Prof: Internet is racist because of users, search engines
The internet demonstrates a physical manifestation of structural racism, according to a New York University professor.
In an opinion piece on The Conversation and re-published in the Billings Gazette, Professor Charlton Mcllwain writes about the inherent racism of the Internet, created by in part by search engines and links between sites.
Professor Mcllwain first argues that “the internet does appear in fact segregated along racial lines,” saying his research “demonstrates that websites focusing on racial issues are visited less often, and are less visible in search result rankings than sites with different, or broader, focuses.”
“This phenomenon is not based on anything that individual website producers do. Rather, it appears to be a product of how users themselves find and share information online, a process mediated mostly by search engines and, increasingly, social media platforms,” he writes.
His work searches for “online analogues” of systemic racism—that is, racism that applies to “cultures and societies at large”—in which “subtle biases permeate culture and society in ways that yield overwhelming advantages for whites, at the expense of nonwhites.”
“Specifically, I am trying to determine whether the online environment, one completely constructed by humans, systematically produces advantages and disadvantages along racial lines – whether intentionally or inadvertently,” he writes, conceding that this is “a difficult question to approach.”
However, he begins by assuming that modern technological systems are born of systemically, structurally racist cultures and society, arguing that this makes it possible for such discrimination to be reflected online.
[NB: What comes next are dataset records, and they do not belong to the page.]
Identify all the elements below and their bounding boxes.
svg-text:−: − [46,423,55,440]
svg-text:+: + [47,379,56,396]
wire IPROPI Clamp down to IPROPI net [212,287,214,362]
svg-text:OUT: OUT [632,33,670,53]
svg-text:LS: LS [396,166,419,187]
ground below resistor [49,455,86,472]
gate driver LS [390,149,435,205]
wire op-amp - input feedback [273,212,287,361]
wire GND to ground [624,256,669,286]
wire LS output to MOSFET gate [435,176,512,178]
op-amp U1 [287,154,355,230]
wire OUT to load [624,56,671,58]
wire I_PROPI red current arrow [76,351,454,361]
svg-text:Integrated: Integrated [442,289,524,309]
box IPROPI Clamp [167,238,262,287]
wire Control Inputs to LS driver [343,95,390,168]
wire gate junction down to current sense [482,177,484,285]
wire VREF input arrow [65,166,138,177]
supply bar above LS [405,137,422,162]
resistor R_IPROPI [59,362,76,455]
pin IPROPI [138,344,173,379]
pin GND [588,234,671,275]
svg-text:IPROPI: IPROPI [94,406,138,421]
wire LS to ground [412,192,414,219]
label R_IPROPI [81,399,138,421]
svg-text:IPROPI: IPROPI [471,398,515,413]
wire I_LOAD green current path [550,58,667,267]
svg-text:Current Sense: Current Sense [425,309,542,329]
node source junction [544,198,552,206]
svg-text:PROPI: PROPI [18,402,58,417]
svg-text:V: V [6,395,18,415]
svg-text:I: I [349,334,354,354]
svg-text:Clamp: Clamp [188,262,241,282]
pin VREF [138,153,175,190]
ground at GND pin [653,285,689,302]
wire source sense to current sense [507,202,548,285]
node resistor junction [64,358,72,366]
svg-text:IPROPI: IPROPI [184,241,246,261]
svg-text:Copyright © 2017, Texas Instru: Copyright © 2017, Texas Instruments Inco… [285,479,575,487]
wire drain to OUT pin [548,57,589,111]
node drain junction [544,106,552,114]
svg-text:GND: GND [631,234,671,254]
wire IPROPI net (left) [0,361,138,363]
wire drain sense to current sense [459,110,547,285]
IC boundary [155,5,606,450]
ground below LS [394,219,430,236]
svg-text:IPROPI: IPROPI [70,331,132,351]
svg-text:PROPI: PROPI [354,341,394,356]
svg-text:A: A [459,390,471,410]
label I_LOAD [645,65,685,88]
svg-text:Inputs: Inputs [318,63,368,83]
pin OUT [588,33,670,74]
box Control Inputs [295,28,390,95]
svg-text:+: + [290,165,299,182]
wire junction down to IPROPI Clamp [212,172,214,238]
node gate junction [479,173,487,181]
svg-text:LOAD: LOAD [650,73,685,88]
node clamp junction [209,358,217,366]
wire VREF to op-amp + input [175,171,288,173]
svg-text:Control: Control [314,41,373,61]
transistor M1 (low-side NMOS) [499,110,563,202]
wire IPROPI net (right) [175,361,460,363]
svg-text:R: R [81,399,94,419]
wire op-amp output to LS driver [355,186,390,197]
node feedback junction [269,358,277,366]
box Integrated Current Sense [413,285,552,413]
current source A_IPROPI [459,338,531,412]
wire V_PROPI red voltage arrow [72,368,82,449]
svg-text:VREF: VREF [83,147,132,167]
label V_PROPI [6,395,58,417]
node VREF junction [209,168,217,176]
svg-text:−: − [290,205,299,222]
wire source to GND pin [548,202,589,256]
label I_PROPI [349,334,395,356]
First, Professor McIlwain used a link analyzation program called Voson to examine web traffic to what Alexa.com characterizes as the Internet's top 56 African-American sites. He then categorized websites by their meta tags, “designat[ing] as 'racial' websites with meta tags including terms such as 'african american,' 'racism,' 'hispanic,' 'model minority' and 'afro.' Sites without those terms in their metatags" he designated "nonracial."
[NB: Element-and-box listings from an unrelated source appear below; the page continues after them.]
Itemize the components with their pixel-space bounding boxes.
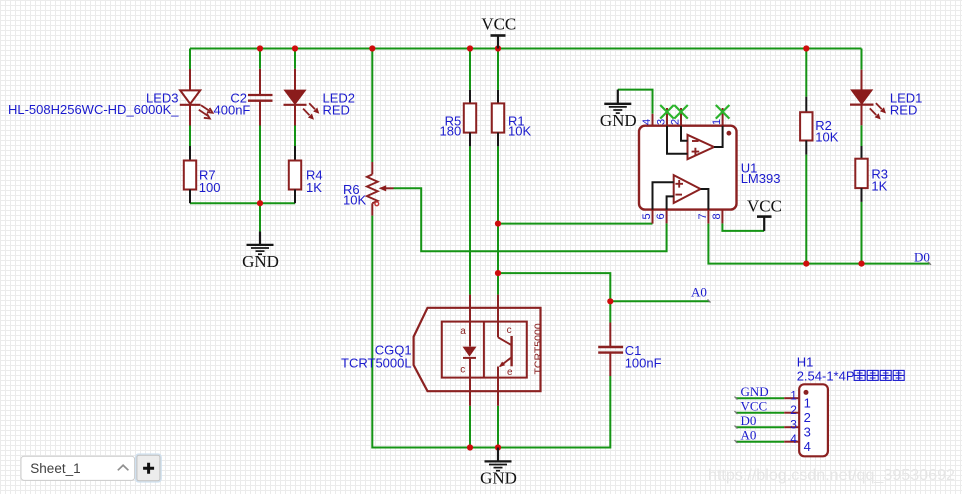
junction bbox=[495, 270, 501, 276]
power flag VCC at U1 pin8 bbox=[747, 197, 782, 231]
op-amp U1 LM393 bbox=[639, 108, 737, 224]
junction bbox=[607, 298, 613, 304]
svg-text:TCRT5000: TCRT5000 bbox=[533, 323, 545, 374]
svg-text:D0: D0 bbox=[914, 250, 930, 265]
svg-text:VCC: VCC bbox=[747, 197, 782, 216]
junction bbox=[495, 221, 501, 227]
svg-text:10K: 10K bbox=[815, 130, 838, 145]
pin 1 H1 bbox=[784, 397, 799, 399]
svg-text:1: 1 bbox=[711, 119, 723, 125]
no-connect flag bbox=[660, 105, 674, 119]
wire bbox=[189, 126, 191, 147]
svg-text:4: 4 bbox=[790, 432, 797, 446]
junction bbox=[292, 45, 298, 51]
svg-text:H1: H1 bbox=[797, 354, 814, 369]
svg-text:4: 4 bbox=[804, 439, 811, 454]
potentiometer R6 bbox=[367, 162, 394, 216]
wire bbox=[805, 49, 807, 97]
junction bbox=[257, 45, 263, 51]
wire bbox=[189, 49, 191, 70]
svg-text:RED: RED bbox=[323, 103, 350, 118]
svg-text:D0: D0 bbox=[741, 413, 757, 428]
svg-text:8: 8 bbox=[711, 213, 723, 219]
svg-text:100nF: 100nF bbox=[625, 356, 662, 371]
pin 3 H1 bbox=[784, 426, 799, 428]
wire bbox=[394, 188, 667, 251]
capacitor C1 bbox=[598, 323, 623, 377]
wire bbox=[259, 126, 261, 204]
wire bbox=[497, 146, 499, 294]
svg-text:3: 3 bbox=[655, 119, 667, 125]
svg-text:2.54-1*4P: 2.54-1*4P bbox=[797, 368, 855, 383]
wire bbox=[469, 406, 471, 448]
no-connect flag bbox=[674, 105, 688, 119]
resistor R4 bbox=[289, 146, 301, 203]
wire bbox=[861, 202, 863, 264]
resistor R7 bbox=[184, 146, 196, 203]
wire bbox=[618, 90, 653, 114]
svg-text:c: c bbox=[507, 325, 512, 336]
svg-text:RED: RED bbox=[890, 102, 917, 117]
capacitor C2 bbox=[248, 69, 273, 126]
svg-text:https://blog.csdn.net/qq_39530: https://blog.csdn.net/qq_39530692 bbox=[708, 466, 955, 484]
svg-text:10K: 10K bbox=[508, 124, 531, 139]
wire VCC top rail bbox=[190, 48, 862, 50]
svg-text:3: 3 bbox=[804, 424, 811, 439]
svg-text:5: 5 bbox=[641, 213, 653, 219]
svg-text:2: 2 bbox=[804, 410, 811, 425]
wire bbox=[498, 273, 610, 301]
junction bbox=[858, 261, 864, 267]
svg-text:GND: GND bbox=[480, 468, 517, 487]
connector H1 bbox=[784, 384, 828, 456]
svg-text:2: 2 bbox=[790, 403, 797, 417]
LED LED3 bbox=[180, 69, 213, 126]
svg-text:4: 4 bbox=[641, 119, 653, 125]
LED LED2 bbox=[284, 69, 320, 126]
wire bbox=[609, 301, 611, 322]
resistor R2 bbox=[800, 97, 812, 155]
junction bbox=[803, 45, 809, 51]
resistor R5 bbox=[464, 90, 476, 146]
svg-text:VCC: VCC bbox=[481, 15, 516, 34]
wire bbox=[736, 397, 784, 399]
svg-text:400nF: 400nF bbox=[214, 102, 251, 117]
wire bbox=[259, 49, 261, 69]
svg-text:1: 1 bbox=[790, 389, 797, 403]
pin 4 H1 bbox=[784, 441, 799, 443]
svg-text:e: e bbox=[507, 367, 513, 378]
no-connect flag bbox=[716, 105, 730, 119]
resistor R3 bbox=[855, 146, 867, 202]
junction bbox=[803, 261, 809, 267]
junction bbox=[495, 444, 501, 450]
svg-text:GND: GND bbox=[242, 252, 279, 271]
svg-text:c: c bbox=[460, 365, 465, 376]
svg-text:a: a bbox=[460, 326, 466, 337]
wire bbox=[371, 49, 373, 163]
junction bbox=[467, 45, 473, 51]
svg-text:A0: A0 bbox=[691, 285, 707, 300]
new sheet button bbox=[136, 454, 161, 482]
junction bbox=[495, 45, 501, 51]
wire bbox=[469, 146, 471, 294]
ground GND bottom bbox=[480, 448, 517, 488]
wire bbox=[722, 223, 764, 231]
svg-text:1K: 1K bbox=[871, 178, 887, 193]
optical sensor CGQ1 TCRT5000L bbox=[414, 295, 545, 406]
wire A0 net bbox=[610, 300, 709, 302]
svg-text:GND: GND bbox=[600, 111, 637, 130]
power flag VCC top bbox=[481, 15, 516, 49]
svg-text:2: 2 bbox=[669, 119, 681, 125]
sheet tab Sheet_1 bbox=[21, 456, 135, 480]
LED LED1 bbox=[850, 70, 886, 126]
svg-text:1K: 1K bbox=[306, 180, 322, 195]
junction bbox=[467, 444, 473, 450]
svg-text:10K: 10K bbox=[343, 193, 366, 208]
wire bbox=[497, 49, 499, 90]
wire bbox=[259, 203, 261, 231]
wire bbox=[190, 202, 295, 204]
ground GND left bbox=[242, 232, 279, 271]
svg-text:HL-508H256WC-HD_6000K_: HL-508H256WC-HD_6000K_ bbox=[8, 102, 179, 117]
ground GND at U1 pin4 bbox=[600, 90, 637, 130]
wire bbox=[469, 49, 471, 90]
wire D0 net bbox=[708, 224, 929, 264]
junction bbox=[369, 45, 375, 51]
wire bbox=[498, 223, 653, 225]
svg-text:3: 3 bbox=[790, 418, 797, 432]
wire bbox=[861, 49, 863, 70]
svg-text:180: 180 bbox=[439, 124, 461, 139]
svg-text:1: 1 bbox=[804, 395, 811, 410]
wire bbox=[805, 155, 807, 264]
svg-text:A0: A0 bbox=[741, 427, 757, 442]
wire bbox=[861, 125, 863, 146]
wire bbox=[736, 441, 784, 443]
svg-text:TCRT5000L: TCRT5000L bbox=[341, 356, 412, 371]
wire bbox=[736, 426, 784, 428]
resistor R1 bbox=[492, 90, 504, 146]
wire bbox=[294, 126, 296, 147]
wire bbox=[294, 49, 296, 69]
svg-text:6: 6 bbox=[655, 213, 667, 219]
wire GND bottom rail bbox=[372, 216, 610, 448]
svg-text:GND: GND bbox=[741, 384, 769, 399]
junction bbox=[257, 200, 263, 206]
wire bbox=[497, 406, 499, 448]
pin 2 H1 bbox=[784, 412, 799, 414]
svg-text:100: 100 bbox=[199, 180, 221, 195]
svg-text:Sheet_1: Sheet_1 bbox=[30, 461, 80, 476]
svg-text:VCC: VCC bbox=[741, 398, 768, 413]
wire bbox=[736, 412, 784, 414]
svg-text:7: 7 bbox=[697, 213, 709, 219]
svg-text:LM393: LM393 bbox=[741, 171, 781, 186]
“By using website metatags,” he writes, “I was able to distinguish between racial and nonracial sites (and the segregated traffic between them) based on whether the site's producers themselves define the site's identity in racial terms.”
Once he classified the sites, he examined the links between them.
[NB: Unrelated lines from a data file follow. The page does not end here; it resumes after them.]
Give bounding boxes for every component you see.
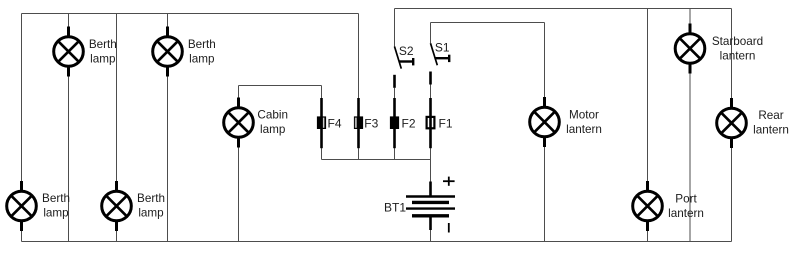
svg-text:lamp: lamp — [90, 52, 116, 65]
svg-text:lamp: lamp — [260, 123, 286, 136]
svg-text:Starboard: Starboard — [712, 35, 763, 48]
wire column port lantern — [647, 9, 649, 242]
svg-text:lantern: lantern — [566, 123, 602, 136]
wire column fuse F3 — [358, 14, 360, 160]
svg-text:lamp: lamp — [189, 52, 215, 65]
label starboard lantern — [712, 35, 763, 63]
fuse F1 — [427, 98, 435, 148]
wire column S2 F2 — [394, 9, 396, 47]
svg-text:lantern: lantern — [668, 207, 704, 220]
label berth lamp bottom 1 — [42, 192, 70, 220]
wire battery to bottom border — [430, 230, 432, 242]
svg-text:F4: F4 — [328, 116, 342, 130]
svg-text:lantern: lantern — [720, 49, 756, 62]
label berth lamp top 2 — [188, 38, 216, 66]
wire S1 to F1 link — [430, 85, 432, 183]
wire S1 to motor lantern — [431, 22, 545, 24]
fuse F4 — [317, 98, 326, 148]
svg-text:Port: Port — [675, 192, 697, 205]
svg-text:Berth: Berth — [188, 38, 216, 51]
lamp cabin — [224, 98, 254, 148]
svg-text:S1: S1 — [435, 41, 450, 55]
lamp motor lantern — [530, 97, 560, 147]
wire cabin lamp to F4 — [239, 85, 322, 87]
wire fuse output bus — [322, 159, 431, 161]
lamp port lantern — [633, 181, 663, 231]
svg-text:F1: F1 — [439, 116, 453, 130]
svg-text:F3: F3 — [364, 116, 378, 130]
wire column motor lantern — [544, 23, 546, 242]
svg-text:Rear: Rear — [758, 109, 783, 122]
lamp rear lantern — [717, 98, 747, 148]
wire top border — [22, 13, 359, 15]
svg-text:lamp: lamp — [138, 206, 164, 219]
svg-text:Berth: Berth — [89, 38, 117, 51]
wire left border — [21, 14, 23, 242]
svg-text:F2: F2 — [402, 116, 416, 130]
switch S2 — [395, 47, 414, 88]
svg-text:lantern: lantern — [753, 123, 789, 136]
battery minus mark — [448, 223, 450, 233]
svg-text:Berth: Berth — [137, 192, 165, 205]
lamp berth top 2 — [153, 27, 183, 77]
fuse F3 — [354, 98, 363, 148]
svg-text:BT1: BT1 — [384, 201, 406, 215]
svg-text:S2: S2 — [399, 44, 414, 58]
label port lantern — [668, 192, 704, 220]
label berth lamp bottom 2 — [137, 192, 165, 220]
wire column cabin lamp — [238, 86, 240, 242]
wire column berth lamp bottom 2 — [116, 14, 118, 242]
battery BT1 — [406, 182, 455, 231]
svg-text:lamp: lamp — [43, 206, 69, 219]
wire column starboard lantern — [689, 9, 691, 242]
wire column fuse F4 — [321, 86, 323, 160]
label rear lantern — [753, 109, 789, 137]
battery plus sign — [443, 177, 455, 186]
svg-text:Berth: Berth — [42, 192, 70, 205]
wire column rear lantern right border — [731, 9, 733, 242]
lamp berth top 1 — [54, 27, 84, 77]
label cabin lamp — [257, 108, 288, 136]
wire column berth lamp top 2 — [167, 14, 169, 242]
fuse F2 — [390, 98, 399, 148]
label motor lantern — [566, 108, 602, 136]
wire top right bus — [395, 8, 732, 10]
lamp berth bottom 1 — [7, 181, 37, 231]
wire column berth lamp top 1 — [68, 14, 70, 242]
svg-text:Cabin: Cabin — [257, 108, 288, 121]
wire column S1 F1 battery — [430, 23, 432, 44]
label berth lamp top 1 — [89, 38, 117, 66]
wire bottom border — [22, 241, 732, 243]
lamp berth bottom 2 — [102, 181, 132, 231]
wire S2 to F2 link — [394, 88, 396, 160]
svg-text:Motor: Motor — [569, 108, 599, 121]
switch S1 — [431, 43, 450, 84]
lamp starboard lantern — [675, 24, 705, 74]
“How many of each type of link the data contained would reveal whether bias influenced website producers' decisions. If there were no bias, the number of links would be proportional to the number of each type of site in the data set. If there were bias, the numbers of links would be disproportionately high or low,” McIlwain declared.
His examination did not yield significant proof to indicate “that any segregation in people's [I]nternet behavior is caused by web producers.”
“People who travel the web just clicking links on websites at random would not arrive at racial or nonracial sites substantially more or less than they should based on the number of such sites that exist,” McIlwain said. “But people don't just follow links; they exercise their preferences when navigating the web.”
Next, McIlwain used metrics site Similarweb to look at how people came to various websites and which sites they navigated to next. He found “significantly greater numbers of clicks between nonracial sites, and fewer numbers of clicks between racial and nonracial sites,” which “indicates that users are going out of their way to visit nonracial sites.”
Similarly, his data showed nonracial sites received much better rankings in search engines. Though this could be explained by users directly navigating to their preferred site, “[i]t's much more likely that people type a word or phrase into a search engine like Google … To quote a conclusion from search optimization firm Brightedge, 'overwhelmingly, organic search trumps other traffic generators.'”
“In both of these situations, people and search engines steer traffic in ways that give advantages to nonracial websites and disadvantages to racial sites. This approximates what, in the offline world, is called systemic, structural racism,” he concludes.
On his NYU faculty page, McIlwain says that his “primary interests focus broadly on issues of race and media, particularly within the social and political arena.”
However, his recent interests “have turned to the intersections of race and digital media, principally as they relate to three primary questions: to what degree can/has the internet and other forms of digital media use lead to increased political participation, voice and influence for people of color?; in what ways might internet use provide greater access to social, professional and economic mobility for people of color?; and in what tangible ways do forms of racial discrimination, disparate treatment and denial of opportunity take place in online environments?”
McIlwain also blogs at his personal website, primarily linking to his op-eds in other outlets.